Certaines de ces phrases ont certainement dû vous surprendre, quand d’autres vous ont probablement semblées familières. Que vous souffriez vous-même de TCA ou que l’un de vos proches soit celui atteint, il est important de garder à l’esprit que rien de ce qui nous arrive dans la vie n’est jamais une finalité en soi, mais une étape constituant notre parcours. Il est parfois difficile de percevoir la lumière au bout de tunnel, mais rassurez-vous, elle existe bel et bien. Vous pouvez aller consulter notre récent article, “Combattre la négativité: Penser positif ! Vivre heureux”,afin de suivre nos 5 conseils clés pour positiver dans la vie.

A toutes les personnes souffrant de TCA, sachez que vous n’êtes pas seules face à ce combat et que vous avez en réalité une large communautéà laquelle vous pouvez vous identifier pour vous soutenir – www.STOPTCA.fr, en fait partie, n’hésitez pas à nous contacter si vous ressentez le besoin de vous adresser à une oreille attentive et professionnelle -, qui se trouve simplement à portée de main – ou plutôt d’un clic internet.

A toutes les personnes ayant un proche souffrant de TCA, nous n’ignorons pas que c’est un véritable challenge de devoir affronter une telle situation et que l’impression de se sentir impuissant pour soulager le mal-être de quelqu’un que l’on aime, est sans doute une des choses les plus difficiles à vivre.

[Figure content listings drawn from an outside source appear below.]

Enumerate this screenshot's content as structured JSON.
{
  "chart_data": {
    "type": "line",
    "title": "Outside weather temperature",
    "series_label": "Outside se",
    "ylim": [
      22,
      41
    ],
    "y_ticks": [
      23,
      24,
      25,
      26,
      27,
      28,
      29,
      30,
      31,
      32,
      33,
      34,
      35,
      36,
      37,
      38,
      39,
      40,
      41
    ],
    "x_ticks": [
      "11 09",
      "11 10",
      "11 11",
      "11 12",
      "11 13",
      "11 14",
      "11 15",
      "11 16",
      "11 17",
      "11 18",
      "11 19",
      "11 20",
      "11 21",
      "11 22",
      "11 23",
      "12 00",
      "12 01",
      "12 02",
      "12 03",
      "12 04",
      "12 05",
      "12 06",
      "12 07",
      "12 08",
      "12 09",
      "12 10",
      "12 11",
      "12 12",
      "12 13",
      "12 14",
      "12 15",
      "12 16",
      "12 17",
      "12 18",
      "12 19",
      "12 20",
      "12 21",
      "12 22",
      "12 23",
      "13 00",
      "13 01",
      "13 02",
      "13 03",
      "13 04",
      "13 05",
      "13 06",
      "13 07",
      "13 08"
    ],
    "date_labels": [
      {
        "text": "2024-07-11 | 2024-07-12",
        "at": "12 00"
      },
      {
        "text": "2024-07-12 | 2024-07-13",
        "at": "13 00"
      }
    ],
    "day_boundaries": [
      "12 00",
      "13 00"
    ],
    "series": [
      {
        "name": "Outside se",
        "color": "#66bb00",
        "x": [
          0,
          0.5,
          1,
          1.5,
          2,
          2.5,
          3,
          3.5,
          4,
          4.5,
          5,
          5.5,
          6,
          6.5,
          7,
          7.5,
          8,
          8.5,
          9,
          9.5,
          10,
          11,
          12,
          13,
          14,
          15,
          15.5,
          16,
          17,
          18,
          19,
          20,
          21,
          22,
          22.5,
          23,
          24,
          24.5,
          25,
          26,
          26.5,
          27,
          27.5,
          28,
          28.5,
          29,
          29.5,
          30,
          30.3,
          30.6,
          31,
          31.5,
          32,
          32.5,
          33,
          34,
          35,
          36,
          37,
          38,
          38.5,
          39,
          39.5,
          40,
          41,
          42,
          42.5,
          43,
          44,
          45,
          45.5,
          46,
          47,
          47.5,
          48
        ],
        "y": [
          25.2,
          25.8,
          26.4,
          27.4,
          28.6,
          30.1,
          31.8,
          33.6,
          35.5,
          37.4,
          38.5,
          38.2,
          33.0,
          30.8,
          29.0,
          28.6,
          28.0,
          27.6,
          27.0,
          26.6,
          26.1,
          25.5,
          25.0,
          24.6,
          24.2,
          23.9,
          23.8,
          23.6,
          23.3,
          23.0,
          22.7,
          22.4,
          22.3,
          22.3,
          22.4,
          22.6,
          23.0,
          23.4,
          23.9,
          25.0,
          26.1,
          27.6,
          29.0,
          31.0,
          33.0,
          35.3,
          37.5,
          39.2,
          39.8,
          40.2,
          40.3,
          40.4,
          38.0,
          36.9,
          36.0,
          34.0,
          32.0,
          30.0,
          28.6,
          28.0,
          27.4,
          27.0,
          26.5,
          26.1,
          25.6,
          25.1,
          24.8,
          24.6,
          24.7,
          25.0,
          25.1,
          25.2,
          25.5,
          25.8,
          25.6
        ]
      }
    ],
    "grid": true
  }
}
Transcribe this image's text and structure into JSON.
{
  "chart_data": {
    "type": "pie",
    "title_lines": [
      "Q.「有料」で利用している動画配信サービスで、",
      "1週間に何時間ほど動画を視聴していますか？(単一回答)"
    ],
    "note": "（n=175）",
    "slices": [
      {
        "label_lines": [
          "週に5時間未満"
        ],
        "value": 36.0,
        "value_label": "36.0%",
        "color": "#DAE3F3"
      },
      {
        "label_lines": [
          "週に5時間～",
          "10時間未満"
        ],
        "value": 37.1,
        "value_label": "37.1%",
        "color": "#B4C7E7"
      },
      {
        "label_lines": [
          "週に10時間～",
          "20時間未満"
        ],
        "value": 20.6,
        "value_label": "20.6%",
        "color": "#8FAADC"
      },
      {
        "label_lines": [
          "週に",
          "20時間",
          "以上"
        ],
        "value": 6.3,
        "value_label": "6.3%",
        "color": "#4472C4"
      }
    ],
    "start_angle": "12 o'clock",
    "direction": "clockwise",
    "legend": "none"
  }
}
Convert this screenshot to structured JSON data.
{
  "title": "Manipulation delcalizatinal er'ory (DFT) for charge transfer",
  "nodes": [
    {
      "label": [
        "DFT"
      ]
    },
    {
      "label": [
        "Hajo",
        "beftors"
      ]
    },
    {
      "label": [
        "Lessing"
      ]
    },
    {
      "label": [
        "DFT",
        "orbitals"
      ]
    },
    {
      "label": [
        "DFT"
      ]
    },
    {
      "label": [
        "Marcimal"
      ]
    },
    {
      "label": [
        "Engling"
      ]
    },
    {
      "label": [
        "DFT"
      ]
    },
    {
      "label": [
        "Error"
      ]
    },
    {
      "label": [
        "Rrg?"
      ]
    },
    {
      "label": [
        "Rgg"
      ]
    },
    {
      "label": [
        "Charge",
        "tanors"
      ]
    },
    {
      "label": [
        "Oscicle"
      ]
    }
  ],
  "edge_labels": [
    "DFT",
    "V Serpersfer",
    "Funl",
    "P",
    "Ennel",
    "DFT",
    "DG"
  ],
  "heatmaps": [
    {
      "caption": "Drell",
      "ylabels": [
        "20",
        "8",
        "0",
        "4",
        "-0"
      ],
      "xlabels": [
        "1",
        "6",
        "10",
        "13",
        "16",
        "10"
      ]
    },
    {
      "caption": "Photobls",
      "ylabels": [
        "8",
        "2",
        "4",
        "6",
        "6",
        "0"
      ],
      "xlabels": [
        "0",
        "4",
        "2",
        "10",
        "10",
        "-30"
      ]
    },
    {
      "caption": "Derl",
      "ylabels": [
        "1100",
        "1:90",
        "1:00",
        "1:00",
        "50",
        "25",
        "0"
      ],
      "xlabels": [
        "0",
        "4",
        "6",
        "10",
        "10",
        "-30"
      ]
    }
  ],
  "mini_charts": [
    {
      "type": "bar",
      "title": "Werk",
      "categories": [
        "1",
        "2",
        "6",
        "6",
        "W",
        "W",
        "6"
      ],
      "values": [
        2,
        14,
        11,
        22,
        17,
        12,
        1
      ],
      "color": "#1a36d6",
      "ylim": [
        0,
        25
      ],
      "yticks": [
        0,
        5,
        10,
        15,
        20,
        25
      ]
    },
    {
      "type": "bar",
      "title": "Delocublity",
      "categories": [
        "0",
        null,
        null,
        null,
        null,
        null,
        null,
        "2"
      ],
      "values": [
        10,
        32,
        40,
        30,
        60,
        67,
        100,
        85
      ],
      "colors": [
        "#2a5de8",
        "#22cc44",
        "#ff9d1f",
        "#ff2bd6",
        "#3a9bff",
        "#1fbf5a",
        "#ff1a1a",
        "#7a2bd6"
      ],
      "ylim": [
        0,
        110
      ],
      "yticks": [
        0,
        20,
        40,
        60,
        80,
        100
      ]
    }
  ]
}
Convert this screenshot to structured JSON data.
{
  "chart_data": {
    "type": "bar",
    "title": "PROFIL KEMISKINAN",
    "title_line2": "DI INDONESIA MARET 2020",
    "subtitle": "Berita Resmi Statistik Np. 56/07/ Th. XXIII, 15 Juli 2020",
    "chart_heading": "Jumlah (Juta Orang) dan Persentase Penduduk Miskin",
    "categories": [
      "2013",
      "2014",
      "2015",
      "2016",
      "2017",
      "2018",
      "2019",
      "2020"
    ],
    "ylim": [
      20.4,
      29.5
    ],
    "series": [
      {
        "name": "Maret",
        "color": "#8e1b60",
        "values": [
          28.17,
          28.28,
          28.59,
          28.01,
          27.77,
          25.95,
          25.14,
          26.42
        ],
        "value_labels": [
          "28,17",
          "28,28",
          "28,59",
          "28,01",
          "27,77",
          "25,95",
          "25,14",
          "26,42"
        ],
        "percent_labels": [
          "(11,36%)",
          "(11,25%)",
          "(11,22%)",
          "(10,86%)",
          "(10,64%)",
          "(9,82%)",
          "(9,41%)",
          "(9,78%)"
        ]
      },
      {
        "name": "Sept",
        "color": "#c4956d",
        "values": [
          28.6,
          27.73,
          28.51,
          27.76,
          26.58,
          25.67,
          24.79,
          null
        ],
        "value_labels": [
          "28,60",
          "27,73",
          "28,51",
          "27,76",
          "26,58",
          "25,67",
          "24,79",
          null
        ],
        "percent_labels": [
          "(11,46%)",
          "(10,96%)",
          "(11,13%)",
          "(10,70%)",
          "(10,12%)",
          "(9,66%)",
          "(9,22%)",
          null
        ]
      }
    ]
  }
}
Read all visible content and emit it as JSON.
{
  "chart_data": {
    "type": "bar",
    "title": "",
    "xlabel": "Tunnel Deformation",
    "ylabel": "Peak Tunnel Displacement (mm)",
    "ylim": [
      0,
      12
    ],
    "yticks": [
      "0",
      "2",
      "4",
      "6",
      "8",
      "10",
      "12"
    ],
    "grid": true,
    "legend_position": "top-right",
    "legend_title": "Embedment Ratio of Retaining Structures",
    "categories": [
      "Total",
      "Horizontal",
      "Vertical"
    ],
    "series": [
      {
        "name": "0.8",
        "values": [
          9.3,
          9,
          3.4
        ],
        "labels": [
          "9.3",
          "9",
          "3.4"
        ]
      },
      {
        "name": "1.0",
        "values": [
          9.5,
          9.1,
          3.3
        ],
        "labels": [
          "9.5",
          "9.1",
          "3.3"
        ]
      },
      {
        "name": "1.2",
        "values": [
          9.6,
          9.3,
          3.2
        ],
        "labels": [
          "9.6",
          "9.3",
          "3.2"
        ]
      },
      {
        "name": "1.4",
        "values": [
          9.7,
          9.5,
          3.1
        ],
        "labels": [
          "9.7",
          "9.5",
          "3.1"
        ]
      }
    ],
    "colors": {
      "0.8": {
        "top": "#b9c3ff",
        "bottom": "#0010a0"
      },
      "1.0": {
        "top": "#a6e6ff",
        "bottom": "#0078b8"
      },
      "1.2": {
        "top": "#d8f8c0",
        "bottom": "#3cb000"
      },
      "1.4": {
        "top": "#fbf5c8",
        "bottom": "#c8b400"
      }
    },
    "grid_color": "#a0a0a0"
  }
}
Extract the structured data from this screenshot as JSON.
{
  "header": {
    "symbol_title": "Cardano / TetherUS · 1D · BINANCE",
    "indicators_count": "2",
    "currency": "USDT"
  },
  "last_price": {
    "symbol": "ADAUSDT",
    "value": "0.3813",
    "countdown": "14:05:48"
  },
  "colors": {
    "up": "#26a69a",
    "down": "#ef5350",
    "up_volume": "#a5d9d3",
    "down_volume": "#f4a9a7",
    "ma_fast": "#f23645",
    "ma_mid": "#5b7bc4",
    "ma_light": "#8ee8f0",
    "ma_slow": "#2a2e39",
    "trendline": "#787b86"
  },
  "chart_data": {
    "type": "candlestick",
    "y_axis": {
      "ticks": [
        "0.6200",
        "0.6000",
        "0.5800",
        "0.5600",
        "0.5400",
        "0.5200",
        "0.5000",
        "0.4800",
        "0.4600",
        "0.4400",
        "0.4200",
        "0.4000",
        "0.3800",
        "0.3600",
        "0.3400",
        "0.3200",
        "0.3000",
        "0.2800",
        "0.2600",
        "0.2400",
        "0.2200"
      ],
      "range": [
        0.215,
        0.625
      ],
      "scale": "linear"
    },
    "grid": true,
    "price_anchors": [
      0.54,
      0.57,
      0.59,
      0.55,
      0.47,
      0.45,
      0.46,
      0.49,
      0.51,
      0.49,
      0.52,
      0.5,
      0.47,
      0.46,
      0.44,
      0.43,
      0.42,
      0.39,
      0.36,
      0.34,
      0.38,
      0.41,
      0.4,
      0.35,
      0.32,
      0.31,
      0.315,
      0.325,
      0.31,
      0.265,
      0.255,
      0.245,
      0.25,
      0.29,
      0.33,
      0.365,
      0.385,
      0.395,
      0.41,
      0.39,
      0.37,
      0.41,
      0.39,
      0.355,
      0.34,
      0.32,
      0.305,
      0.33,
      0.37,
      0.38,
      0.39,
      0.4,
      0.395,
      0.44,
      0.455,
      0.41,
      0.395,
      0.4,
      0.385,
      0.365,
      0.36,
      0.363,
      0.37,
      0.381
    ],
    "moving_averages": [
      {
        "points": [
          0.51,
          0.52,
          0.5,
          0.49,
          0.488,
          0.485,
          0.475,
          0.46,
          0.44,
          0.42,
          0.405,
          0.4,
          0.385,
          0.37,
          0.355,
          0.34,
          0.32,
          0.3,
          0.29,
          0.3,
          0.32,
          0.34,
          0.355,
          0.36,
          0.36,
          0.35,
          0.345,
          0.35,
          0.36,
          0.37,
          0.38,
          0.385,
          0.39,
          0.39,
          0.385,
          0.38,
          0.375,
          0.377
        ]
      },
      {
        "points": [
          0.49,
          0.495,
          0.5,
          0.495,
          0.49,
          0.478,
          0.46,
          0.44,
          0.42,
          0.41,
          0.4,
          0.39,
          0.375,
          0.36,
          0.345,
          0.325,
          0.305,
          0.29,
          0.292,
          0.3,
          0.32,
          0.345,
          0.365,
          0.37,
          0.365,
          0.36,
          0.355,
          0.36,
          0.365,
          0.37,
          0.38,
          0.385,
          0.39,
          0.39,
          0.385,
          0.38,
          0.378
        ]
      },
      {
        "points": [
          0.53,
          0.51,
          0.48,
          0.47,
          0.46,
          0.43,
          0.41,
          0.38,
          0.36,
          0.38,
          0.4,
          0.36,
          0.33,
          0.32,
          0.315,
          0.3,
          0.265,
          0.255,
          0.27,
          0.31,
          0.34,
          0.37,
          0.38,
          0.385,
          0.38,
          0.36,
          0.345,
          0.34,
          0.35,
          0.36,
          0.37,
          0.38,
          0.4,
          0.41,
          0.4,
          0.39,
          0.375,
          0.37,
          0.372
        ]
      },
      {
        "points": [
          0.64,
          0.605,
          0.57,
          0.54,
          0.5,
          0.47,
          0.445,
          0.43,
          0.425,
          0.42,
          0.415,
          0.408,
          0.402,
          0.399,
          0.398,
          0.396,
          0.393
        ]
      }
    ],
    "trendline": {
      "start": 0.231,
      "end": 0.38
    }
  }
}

Néanmoins, n’oubliez pas que la personne malade souffre autant, si ce n’est plus que vous-même. Nous ne vous demandons pas d’être spectateur et de ne rien faire, mais nous espérons que ces quelques phrases typiques que sont forcées de subir les personnes atteintes de TCA, vous auront fait prendre conscience de l’impact dévastateur que les mots peuvent avoir sur autrui– en particulier lorsqu’il s’agit d’un esprit émotionnellement instable et fragile. Les conseils fondamentaux à retenir – en-dehors du fait de toujours minutieusement mesurer le poids de vos propos avant de les adresser à quelqu’un -, sont les suivants : faites preuve au maximum de positivité lorsque vous êtes en présence de la personne malade, montrez-lui à quel point vous l’aimez, n’essayez pas de la traiter de façon brutale en pensant que cela provoquera un déclic transformateur chez elle, soyez sensible à son mal-être sans en minimiser l’importance, positionnez-vous le plus possible en épaule sur laquelle pleurer ou en oreille attentive à ses problèmes. C’est en parlant, que l’on parvient à trouver des solutions.